En définitive, le Conseil d’Etat, dans cet arrêt, tient compte de la particularité des réserves foncières « dont l’objet n’est pas de réaliser mais seulement d’anticiper la réalisation d’actions ou d’opérations d’aménagement » (Conclusions de M. Nicolas AGNOUX, Rapporteur public, arrêt n°465919, Communauté d’agglomération d’Angoulême).

Il faut relever qu’une telle solution avait déjà été dégagée par le Conseil d’Etat en 2014 (CE, 21 mai 2014 n°354804, Communauté d’agglomération de Montpellier).
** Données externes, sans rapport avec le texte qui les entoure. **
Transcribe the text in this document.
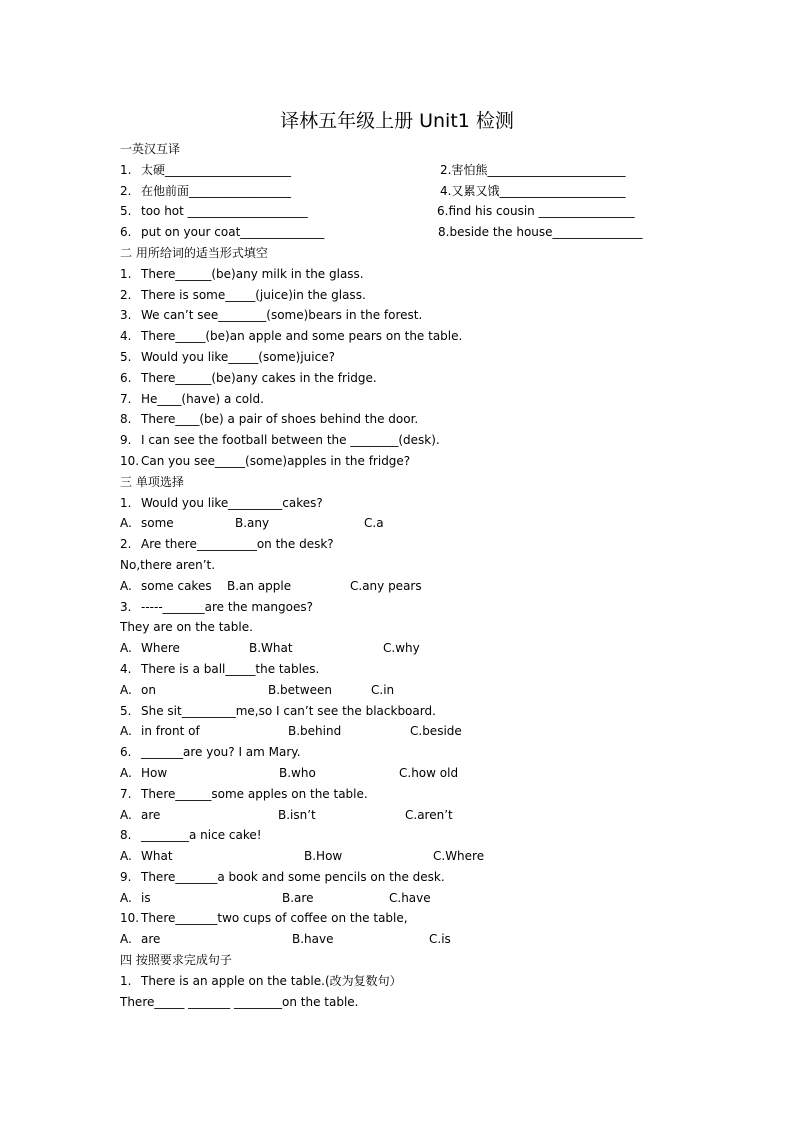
译林五年级上册 Unit1 检测
一英汉互译
1. 太硬_____________________	2.害怕熊_______________________
2. 在他前面_________________	4.又累又饿_____________________
5. too hot ____________________	6.find his cousin ________________
6. put on your coat______________	8.beside the house_______________
二 用所给词的适当形式填空
1. There______(be)any milk in the glass.
2. There is some_____(juice)in the glass.
3. We can’t see________(some)bears in the forest.
4. There_____(be)an apple and some pears on the table.
5. Would you like_____(some)juice?
6. There______(be)any cakes in the fridge.
7. He____(have) a cold.
8. There____(be) a pair of shoes behind the door.
9. I can see the football between the ________(desk).
10. Can you see_____(some)apples in the fridge?
三 单项选择
1. Would you like_________cakes?
A. some	B.any	C.a
2. Are there__________on the desk?
No,there aren’t.
A. some cakes B.an apple	C.any pears
3. -----_______are the mangoes?
They are on the table.
A. Where	B.What	C.why
4. There is a ball_____the tables.
A. on	B.between	C.in
5. She sit_________me,so I can’t see the blackboard.
A. in front of	B.behind	C.beside
6. _______are you? I am Mary.
A. How	B.who	C.how old
7. There______some apples on the table.
A. are	B.isn’t	C.aren’t
8. ________a nice cake!
A. What	B.How	C.Where
9. There_______a book and some pencils on the desk.
A. is	B.are	C.have
10. There_______two cups of coffee on the table,
A. are	B.have	C.is
四 按照要求完成句子
1. There is an apple on the table.(改为复数句）
There_____ _______ ________on the table.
Enfin, ce raisonnement apparaît tout à fait similaire à celui qui prévaut en matière de préemption (CE, Commune de Meung-sur-Loire, 7 mars 2008, n°288371), et ce, notamment lorsque la préemption est réalisée pour constituer des réserves foncières, ; en ce sens :

« […] le titulaire du droit de préemption urbain peut légalement exercer ce droit, d'une part, s'il justifie, à la date à laquelle il l'exerce, de la réalité d'un projet d'action ou d'opération d'aménagement répondant aux objets mentionnés à l'article L. 300-1 du code de l'urbanisme, alors même que les caractéristiques précises de ce projet n'auraient pas été définies à cette date et, d'autre part, s'il fait apparaître la nature de ce projet dans la décision de préemption » (Conseil d’Etat, 1re et 6e sous-sections réunies, 20 novembre 2009, n°316732).

Cet arrêt témoigne donc des multiples similarités pouvant exister entre la procédure de préemption et celle de l’expropriation pour cause d’utilité publique, lesquelles procédures peuvent toutes deux permettre aux collectivités de constituer des réserves foncières, sous certaines conditions.